『防衛費不払い』

やましん(テンパー)

『防衛費不払い』

 

 『これは、宇宙娯楽オペラ風味フィクションです。他意はございません。』





 近年は、ミサイルも精度が高くなり、どんな外国からでも、誤差数ミリ以下とかで、ミサイルが飛んでくる。


 明らかに、ある人物を狙ってくるわけだ。


 しかも、限定された数メートル範囲にしか被害が出ないとか、というのもある。ただし、その狭い範囲内は、ほぼ、完璧に消滅する。しかし、消滅すると、成果が確かめにくいとか、周囲に与える恐怖感が小さいとか、欠点もあった。


 まあ、使い方次第である。



 ガチャだま連合国は、長年、となりのアッケラカーン共和国と対立して、戦争ばかりしてきた。


 このほど、ガチャだまの首相が野党の党首と、交代したのである。

 

 まあ、そうしたことは、良くあることで、あまり国民も気にはしなかった。


 ところが、この新首相は、アッケラカーン共和国の大統領と、あまり、知られざる、つながりがあったのだ。

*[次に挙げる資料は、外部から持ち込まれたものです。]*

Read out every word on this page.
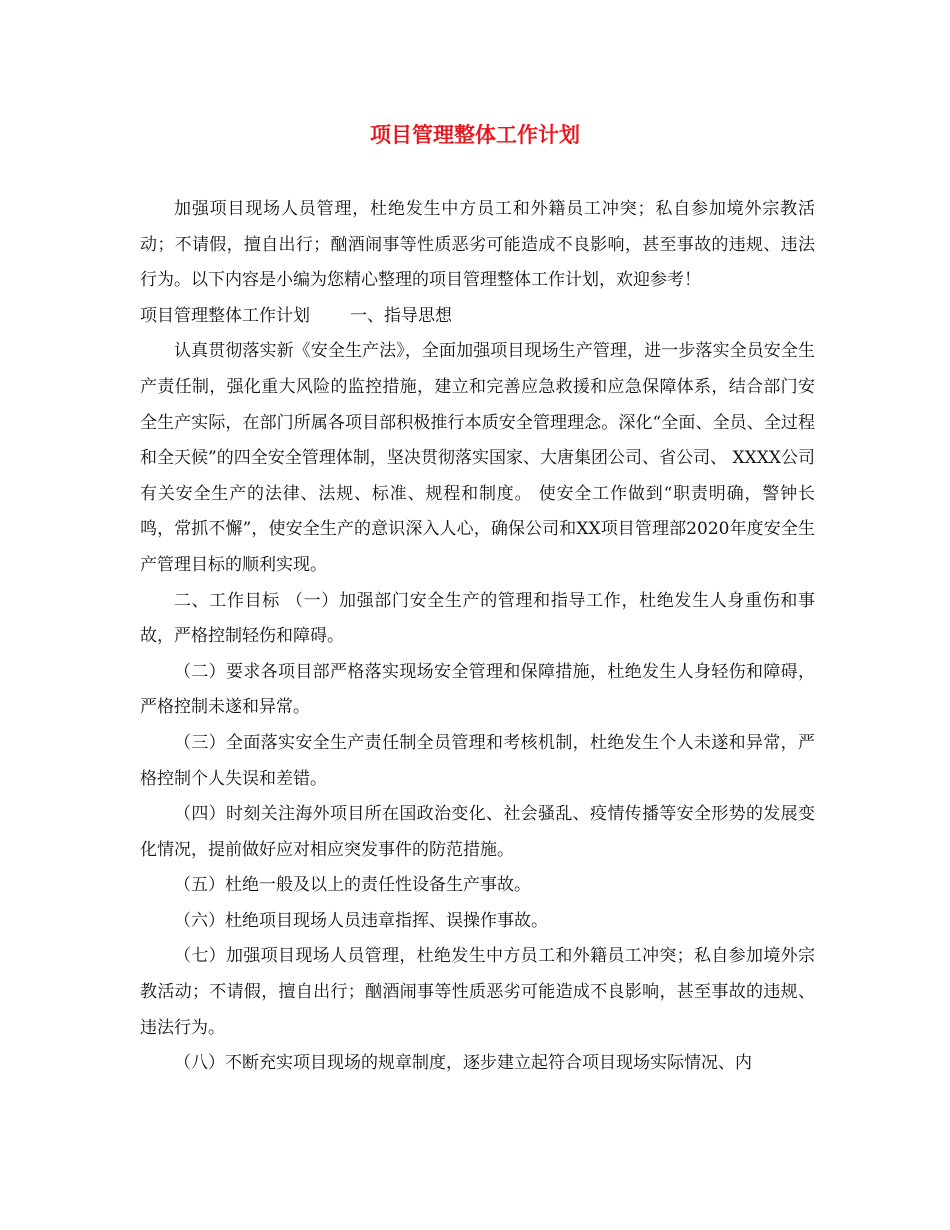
项目管理整体工作计划

加强项目现场人员管理，杜绝发生中方员工和外籍员工冲突；私自参加境外宗教活动；不请假，擅自出行；酗酒闹事等性质恶劣可能造成不良影响，甚至事故的违规、违法行为。以下内容是小编为您精心整理的项目管理整体工作计划，欢迎参考！

项目管理整体工作计划 一、指导思想

认真贯彻落实新《安全生产法》，全面加强项目现场生产管理，进一步落实全员安全生产责任制，强化重大风险的监控措施，建立和完善应急救援和应急保障体系，结合部门安全生产实际，在部门所属各项目部积极推行本质安全管理理念。深化“全面、全员、全过程和全天候”的四全安全管理体制，坚决贯彻落实国家、大唐集团公司、省公司、 XXXX公司有关安全生产的法律、法规、标准、规程和制度。 使安全工作做到“职责明确，警钟长鸣，常抓不懈”，使安全生产的意识深入人心，确保公司和XX项目管理部2020年度安全生产管理目标的顺利实现。

二、工作目标 （一）加强部门安全生产的管理和指导工作，杜绝发生人身重伤和事故，严格控制轻伤和障碍。

（二）要求各项目部严格落实现场安全管理和保障措施，杜绝发生人身轻伤和障碍，严格控制未遂和异常。

（三）全面落实安全生产责任制全员管理和考核机制，杜绝发生个人未遂和异常，严格控制个人失误和差错。

（四）时刻关注海外项目所在国政治变化、社会骚乱、疫情传播等安全形势的发展变化情况，提前做好应对相应突发事件的防范措施。

（五）杜绝一般及以上的责任性设备生产事故。

（六）杜绝项目现场人员违章指挥、误操作事故。

（七）加强项目现场人员管理，杜绝发生中方员工和外籍员工冲突；私自参加境外宗教活动；不请假，擅自出行；酗酒闹事等性质恶劣可能造成不良影响，甚至事故的违规、违法行为。

（八）不断充实项目现场的规章制度，逐步建立起符合项目现场实际情况、内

 だから、久し振りに、和平がなるのではないかとも、識者の一部には期待されていたのである。


 周囲の国々も、かなり、戦争疲れしていたから、いいかげんに平和な時代にはしたかったのだが、なかなか、それぞれ、諸般の事情はあったのだ。


 一番の問題は、極超大国『地球』と、超大国『火星』の対立である。


 ガチャだまも、アッケラカーンも、地球の月に位置していた。月には、7つの国が乱立していたが、この2国が他を圧倒していた。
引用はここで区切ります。